Lesson number
one back in the 1930s was don't fuck with Bette Davis. She was made of polished
steel with sharp jagged edges. When she tells the gangster "If you have hurt
my sister, I will crawl back from my grave to get you", you believe her.
This is a Warners tough slice of life film that is surprising for what the
film gets past the Code. There is a lot of implied immorality going on here
though never explicit. And the most brutal scene is only heard which makes
it even more disturbing as people listen to the screams and can do nothing.
Five female friends and roomies all work
at the nicely titled Intimate. A nightclub where you have to knock on the
door and pass inspection to get it. The cops just use battering rams. The
club's new owner Vanning (Eduardo Ciannelli) based apparently on Lucky Luciano
tells them what their duties are.

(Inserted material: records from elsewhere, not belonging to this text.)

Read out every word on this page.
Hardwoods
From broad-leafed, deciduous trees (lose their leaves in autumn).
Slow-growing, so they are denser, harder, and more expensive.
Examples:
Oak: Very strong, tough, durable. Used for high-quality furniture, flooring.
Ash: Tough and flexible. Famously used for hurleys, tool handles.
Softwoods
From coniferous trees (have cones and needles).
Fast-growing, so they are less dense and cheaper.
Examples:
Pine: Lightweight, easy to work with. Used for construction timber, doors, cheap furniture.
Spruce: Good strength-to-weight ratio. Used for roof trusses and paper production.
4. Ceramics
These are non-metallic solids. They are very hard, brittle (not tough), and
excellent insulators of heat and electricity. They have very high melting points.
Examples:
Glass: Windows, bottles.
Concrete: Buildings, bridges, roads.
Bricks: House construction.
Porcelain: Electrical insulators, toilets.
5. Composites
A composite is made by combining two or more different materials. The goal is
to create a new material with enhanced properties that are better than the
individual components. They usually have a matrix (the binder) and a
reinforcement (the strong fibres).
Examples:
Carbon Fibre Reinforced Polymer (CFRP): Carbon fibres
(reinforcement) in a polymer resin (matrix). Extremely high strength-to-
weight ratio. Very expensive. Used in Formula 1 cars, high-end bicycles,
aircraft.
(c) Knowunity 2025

Make the customers comfortable, soften
them up, get them to buy drinks and play roulette. A clip joint in other
words, Mary (Davis) says. Yes, but a high class one. Later Mary tells her
friends (Lola Lane, Isabel Jewell, Rosalind Marquis and Mayo Methot), I know
all the angles. I do what I have to and will get out on easy street. Ya,
easy street. Later in a great moment when she is confronted by the law, she
tells them "if I wasn't in a hurry, I'd break right down and cry. So long
chumps."
The scene when the club is full of lonely
men sitting at their tables and all five women come flourishing down the
stairs looking their best with predatory eyes like hawks looking for mice
is great. They see them and glide in for the kill. It becomes clear later
on - though there is enough wiggle room for Warners to deny it - that their
duties go beyond the club. The girls all leave with customers - remember
I get 20% says Vanning - but in the taxi Mary's customer who paid with a
check tells her he pulled a fast one, he is broke. A fast one to the morgue,
you mean, she says. Get out of town fast. He doesn't make it.

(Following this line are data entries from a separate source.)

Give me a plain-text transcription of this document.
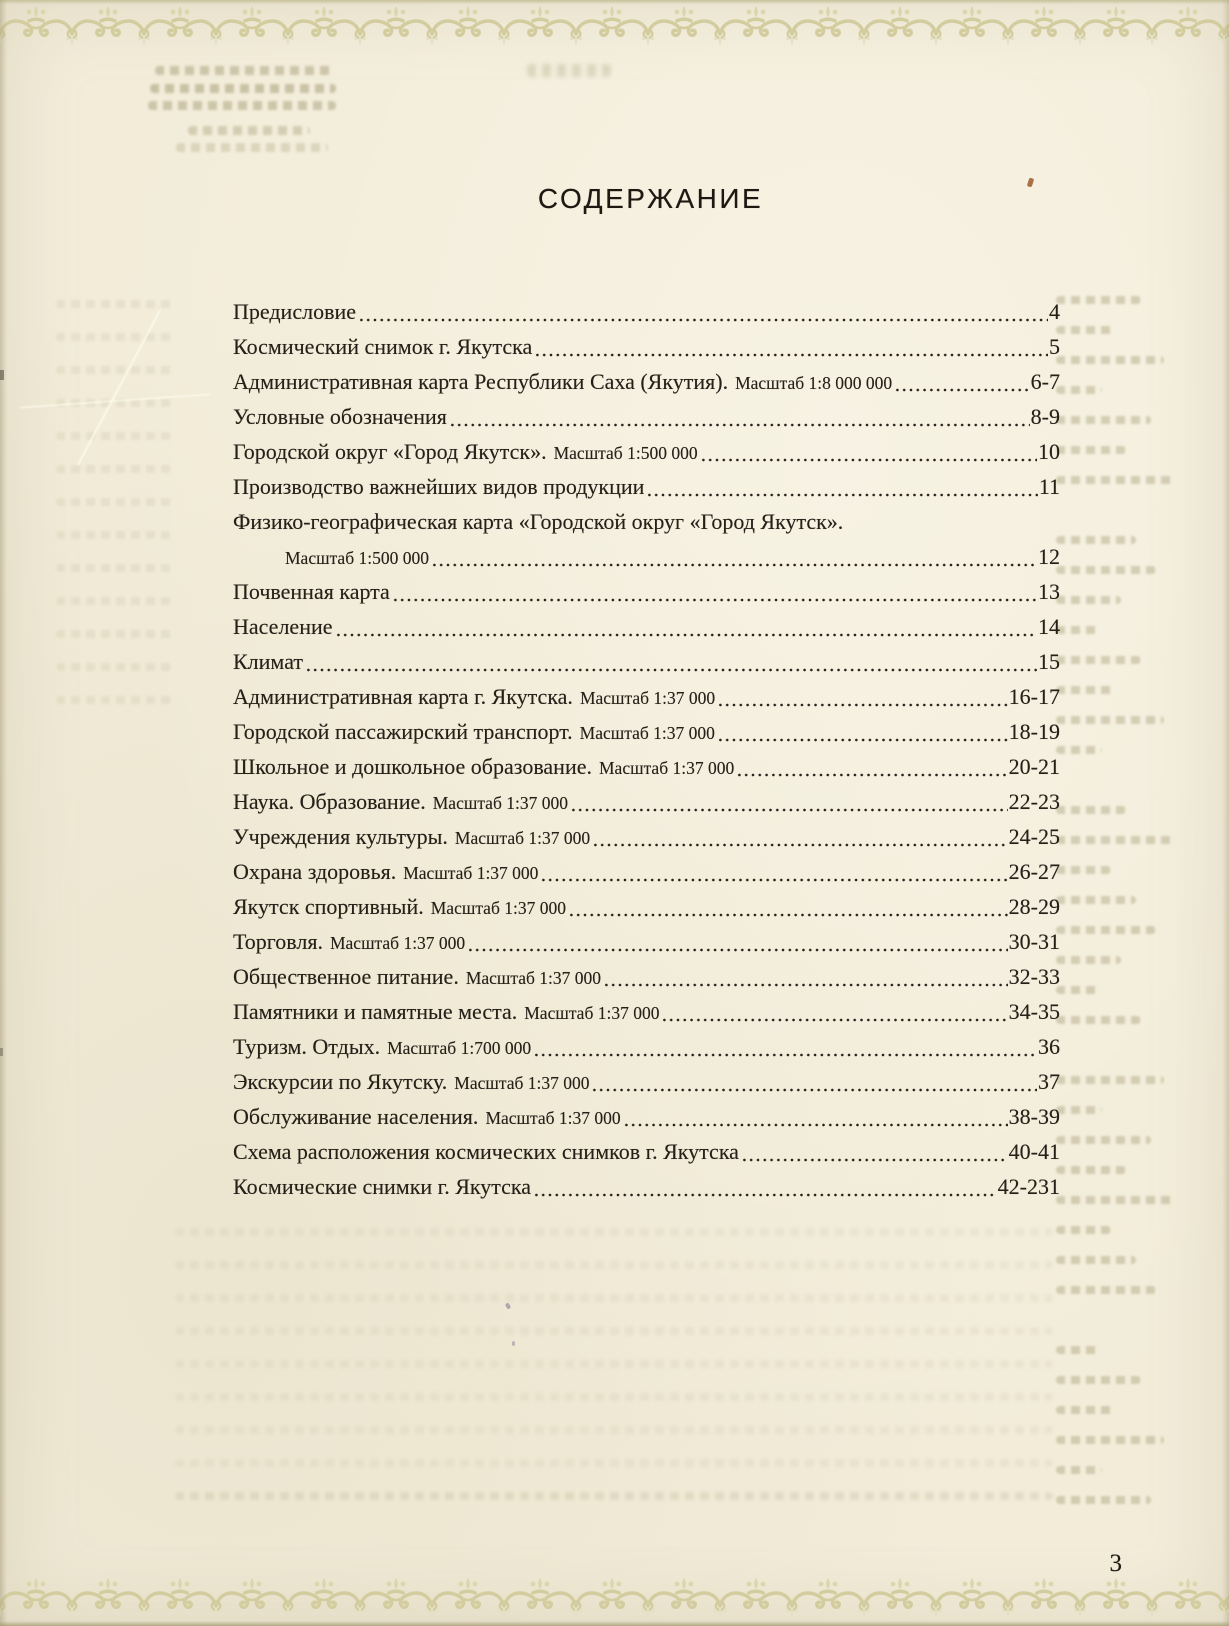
СОДЕРЖАНИЕ
Предисловие	4
Космический снимок г. Якутска	5
Административная карта Республики Саха (Якутия). Масштаб 1:8 000 000	6-7
Условные обозначения	8-9
Городской округ «Город Якутск». Масштаб 1:500 000	10
Производство важнейших видов продукции	11
Физико-географическая карта «Городской округ «Город Якутск».
Масштаб 1:500 000	12
Почвенная карта	13
Население	14
Климат	15
Административная карта г. Якутска. Масштаб 1:37 000	16-17
Городской пассажирский транспорт. Масштаб 1:37 000	18-19
Школьное и дошкольное образование. Масштаб 1:37 000	20-21
Наука. Образование. Масштаб 1:37 000	22-23
Учреждения культуры. Масштаб 1:37 000	24-25
Охрана здоровья. Масштаб 1:37 000	26-27
Якутск спортивный. Масштаб 1:37 000	28-29
Торговля. Масштаб 1:37 000	30-31
Общественное питание. Масштаб 1:37 000	32-33
Памятники и памятные места. Масштаб 1:37 000	34-35
Туризм. Отдых. Масштаб 1:700 000	36
Экскурсии по Якутску. Масштаб 1:37 000	37
Обслуживание населения. Масштаб 1:37 000	38-39
Схема расположения космических снимков г. Якутска	40-41
Космические снимки г. Якутска	42-231
3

And finally at the 30-minute mark, Bogart
as the ambitious DA enters the film. He wants Vanning and he sees these girls
as his way. Mary's lovely college younger sister shows up to throw a wrench
into things. Played by Jane Bryan and discovered by Davis, she got out of
the film racket after a few years by marrying well, the owner of the Rexall
Drug stores, a big chain at one time. Bogart is fine with little to do in
this and very secondary to Davis who chews up the scenery and her co-stars
like a starving cannibal. Her delivery is sharp like a razor as she snaps
it off staccato style.
Of the five women, it should be mentioned
that Bogart was having an affair with Methot and they soon got married. She
is the one Vanning wants to fire because she looks too old. In the real world,
her heavy drinking was in fact already taking its revenge on her looks. This
wasn't a Bogart Bacall fairytale. The two of them became known as the Battling
Bogarts and their drunken fights became legendary. Davis had been in a huge
brawl with Warners because she thought she was getting lousy roles. She left
and went to England to work. Warners sued her and won the case and offered
her this role. Bogart said of Davis, "A kind of inner power came through
her skin". She took the role seriously. After she gets "marked" she was upset
at how the make-up people still made her look good. So she went to her doctor
and told him, patch me up as if I had the hell beaten out of me. He did.
The studio didn't like it. She got her way. The film was a big hit.